Based on the optimal scheduling operation sequence of gantry cranes and the planning arrival time of the railway flatcars, the logistics information platform can announce the exact arrival moment of trucks calculated by this model, so that the drivers can drive the trucks to the stations according to the scheduled amounts and appointment arrival time of trucks (as shown by Table 14) by getting information from the logistics information platform, which can realise the seamless link of rail-road transportation based on the minimum operation time of gantry cranes and minimum staying time of railway flatcars and trucks.

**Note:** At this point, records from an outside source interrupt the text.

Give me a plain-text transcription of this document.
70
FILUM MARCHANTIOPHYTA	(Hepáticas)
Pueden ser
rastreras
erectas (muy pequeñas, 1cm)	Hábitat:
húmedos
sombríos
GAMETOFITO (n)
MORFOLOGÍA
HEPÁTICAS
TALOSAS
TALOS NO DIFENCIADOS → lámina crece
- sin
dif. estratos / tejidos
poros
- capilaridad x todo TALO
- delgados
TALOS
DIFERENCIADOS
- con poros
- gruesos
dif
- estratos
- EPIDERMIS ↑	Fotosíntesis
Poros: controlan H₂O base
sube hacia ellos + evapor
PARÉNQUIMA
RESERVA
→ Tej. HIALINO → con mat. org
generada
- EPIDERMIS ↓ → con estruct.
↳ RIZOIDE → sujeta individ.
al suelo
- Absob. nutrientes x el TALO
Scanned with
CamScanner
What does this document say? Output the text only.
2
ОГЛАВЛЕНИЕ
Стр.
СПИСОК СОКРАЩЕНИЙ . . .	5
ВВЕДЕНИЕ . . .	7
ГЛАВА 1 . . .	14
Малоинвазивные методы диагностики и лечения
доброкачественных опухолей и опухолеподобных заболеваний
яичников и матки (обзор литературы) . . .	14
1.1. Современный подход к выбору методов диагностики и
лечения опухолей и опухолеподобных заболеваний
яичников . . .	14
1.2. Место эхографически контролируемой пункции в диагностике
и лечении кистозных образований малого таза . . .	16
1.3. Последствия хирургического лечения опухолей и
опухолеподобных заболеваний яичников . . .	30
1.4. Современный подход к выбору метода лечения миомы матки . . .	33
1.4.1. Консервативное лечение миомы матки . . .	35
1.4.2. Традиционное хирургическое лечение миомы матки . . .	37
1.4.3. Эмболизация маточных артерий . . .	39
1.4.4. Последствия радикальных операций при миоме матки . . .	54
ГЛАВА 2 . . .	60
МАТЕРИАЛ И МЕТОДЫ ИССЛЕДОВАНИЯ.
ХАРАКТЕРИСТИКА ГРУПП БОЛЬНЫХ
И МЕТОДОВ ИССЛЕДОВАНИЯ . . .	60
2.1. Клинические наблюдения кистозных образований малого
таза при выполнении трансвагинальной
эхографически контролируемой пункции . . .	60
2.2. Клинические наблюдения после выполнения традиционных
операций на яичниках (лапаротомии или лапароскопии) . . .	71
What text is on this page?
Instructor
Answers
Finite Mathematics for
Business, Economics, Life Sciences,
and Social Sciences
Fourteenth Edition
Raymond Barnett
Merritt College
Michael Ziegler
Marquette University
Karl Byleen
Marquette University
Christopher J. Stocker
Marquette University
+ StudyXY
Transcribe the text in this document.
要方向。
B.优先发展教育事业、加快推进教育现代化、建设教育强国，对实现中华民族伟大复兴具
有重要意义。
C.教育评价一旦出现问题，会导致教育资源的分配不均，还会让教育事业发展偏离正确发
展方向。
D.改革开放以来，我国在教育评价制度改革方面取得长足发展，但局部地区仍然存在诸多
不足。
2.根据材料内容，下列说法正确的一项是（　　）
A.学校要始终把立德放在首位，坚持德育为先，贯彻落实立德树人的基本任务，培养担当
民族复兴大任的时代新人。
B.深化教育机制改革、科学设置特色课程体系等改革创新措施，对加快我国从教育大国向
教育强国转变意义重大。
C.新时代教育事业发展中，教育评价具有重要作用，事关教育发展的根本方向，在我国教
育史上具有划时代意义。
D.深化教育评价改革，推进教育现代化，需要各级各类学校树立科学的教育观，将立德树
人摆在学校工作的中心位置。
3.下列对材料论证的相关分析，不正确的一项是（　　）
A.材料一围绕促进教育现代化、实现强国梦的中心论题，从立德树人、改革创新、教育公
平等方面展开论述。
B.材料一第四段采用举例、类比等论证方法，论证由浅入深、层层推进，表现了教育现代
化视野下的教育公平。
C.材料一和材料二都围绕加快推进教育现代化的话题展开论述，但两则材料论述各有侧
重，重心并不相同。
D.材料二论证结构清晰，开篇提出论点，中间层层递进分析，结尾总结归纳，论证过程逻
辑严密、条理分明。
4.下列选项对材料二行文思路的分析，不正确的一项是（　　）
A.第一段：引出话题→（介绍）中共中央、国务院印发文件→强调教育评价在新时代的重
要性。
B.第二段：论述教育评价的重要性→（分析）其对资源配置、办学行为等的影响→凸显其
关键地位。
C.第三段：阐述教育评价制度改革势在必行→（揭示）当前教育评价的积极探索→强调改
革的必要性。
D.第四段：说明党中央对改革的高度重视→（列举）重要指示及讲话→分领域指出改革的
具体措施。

In summary, the paper gives an optimal operation schedule of gantry cranes table and the timetable of trucks. Then the dispatcher can assign the operation task to every trucks with the task table of gantry crane and the related truck drivers can know the exact moment arriving at container central station through the timetable which is published on the logistic information platform established by “Internet +” technology.

5. Conclusion

This paper uses “Internet +” technology to construct logistics information platform of container terminal, which makes the trucks share platform information to obtain the license quantity and the accurate time of arrival station by the way of booking, and realizes the demand matching between the railway flatcars and the trucks on the loading and unloading line and the seamless link of the rail-road transportation. On the premise that the loaded trucks arrives at the station according to the booking time, taking the optimal loading and unloading order of loading and unloading machinery as the condition, taking the shortest time of loading and unloading machinery and the shortest time of railway flatcars and trucks in the station as the objective, the paper establishes the optimal model of the synchronous loading and unloading of the Gantry Crane, which integrates the equilibrium operation and the flexible scheduling to complete transfer operation between the train/truck and container and solve the problem of handling resource scheduling in container terminal based on seamless link between highway and railway, and realize the optimal efficiency of the intermodal transport system. In order to improve the efficiency and accuracy of the model, a multilayer coded genetic algorithm with chromosome feasibility is designed to obtain the optimal moment of booking and the optimal loading and unloading sequence for the flexible scheduling of the container terminal. Referring to the China’s container station, the paper takes Takoradi container terminal as case study, and the results show the accuracy and validity of the model and algorithm and provide medium and long-term planning ideas for the development of port in Ghana.

Data Availability

Referring to the China’s container station (like Wuhan Container station), for the medium-term and long-term planning of port in Ghana, the paper assumes there are two loading/unloading lines in container loading/unloading operation area in Takoradi container terminal. The “case study” data used to support the findings of this study are included within the article, for further informaton, please contact with Mr. Zhuang, [email protected].

Conflicts of Interest

The authors declare that they have no conflicts of interest.

Funding

These positions are funded by 2016 China’s National Key Research and Strategic International Science and Technology Innovation Cooperation Project, which is titled “the Belt and Road” Land Transport International Intermodal Research and Exchange Centre under Grant [2016YFE0201700].